Sebagaimana telah dijelaskan diatas, konsep HAM yang berlaku
secara universal melalui hukum Internasional membebankan kepada Indonesia
sebagai salah satu anggota PBB untuk meratifikasi kedalam peraturan
perundang-undangan sesuai dengan falsafah Pancasila dan Undang-Undang Dasar
1945. Salah satu contoh adalah Konvenan Internasional Hak-Hak Sipol (International
Covenan on Civil and Political Rights) yang dalam makalah ini disingkat ICCPR.
ICCPR dapat diklasifikasikan dalam dua bagian yakni:
Non Derogable
Non Derogable adalah Hak-hak yang bersifat absolut yang
tidak boleh dikurangi pemenuhannya oleh negara-negara pihak, walaupun dalam
keadaan darurat sekalipun. Hak yang termasuk jenis ini, yakni: Hak atas hidup,
hak bebas dari penyiksaan, hak bebas dari perbudakan, hak bebas dari penahanan
karena gagal dari memenuhi perjanjian (seperti: hak bebas dari pemidanaan yang
berlaku surut, hak sebagai subyek hukum, hak atas kebebasan berfikir, keyakinan
dan agama). Pelanggaran terhadap hak jenis ini akan mendapatkan kecaman sebagai
pelanggaran serius HAM (Gross Violation of Human Rights).
Derogable
Derogable adalah hak-hak yang boleh dikurangi atau
dibatasi pemenuhannya oleh negara-negara pihak. Termasuk dalam jenis hak ini
yakni: hak atas kebebasan berkumpul secara damai, hak atas kebebasan berserikat
termasuk membentuk dan menjadi anggota serikat buruh, hak atas kebebasan
menyatakan pendapat atau berekspresi termasuk kebebasan mencari, menerima dan
memberikan informasi dan segala macam gagasan (lisan-tulisan). Negara-negara
pihak diperbolehkan mengurangi atas kewajiban dalam memebuhi hak-hak tersebut.
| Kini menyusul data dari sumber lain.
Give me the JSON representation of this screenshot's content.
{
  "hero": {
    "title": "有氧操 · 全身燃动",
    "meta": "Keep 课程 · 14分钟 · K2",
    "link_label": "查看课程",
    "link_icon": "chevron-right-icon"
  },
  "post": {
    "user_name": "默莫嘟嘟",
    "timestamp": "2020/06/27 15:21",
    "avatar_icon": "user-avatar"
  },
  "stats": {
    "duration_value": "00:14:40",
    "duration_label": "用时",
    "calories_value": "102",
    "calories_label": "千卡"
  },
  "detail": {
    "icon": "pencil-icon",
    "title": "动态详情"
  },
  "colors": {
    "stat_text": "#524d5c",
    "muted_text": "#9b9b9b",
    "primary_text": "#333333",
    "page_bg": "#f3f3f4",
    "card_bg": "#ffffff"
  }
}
Akan tetapi pengurangan hanya dapat dilakukan apabila sebanding dengan ancaman
yang dihadapi dan tidak diskriminatif, yaitu demi menjaga keamanan nasional,
ketertiban umum, menghormati hak atau kebebasan orang lain.
Di Indonesia, selain UUD 1945, keberadaan hak-hak sipil yang
sesuai dengan Konvenan Sipil dan politik termuat dalam banyak peraturan
perundang-undangan. Meskipun demikian secara material, peraturan
perundang-undangan tersebut dapat dibedakan atas:
Peraturan perundang-undangan yang khusus mengenai hukum HAM,
seperti Undang-Undang Nomor 39 Tahun 1999 Tentang Hak Asasi Manusia dan
Undang-Undang Nomor 26 Tahun 2000 Tentang Pengadilan Hak Asasi Manusia.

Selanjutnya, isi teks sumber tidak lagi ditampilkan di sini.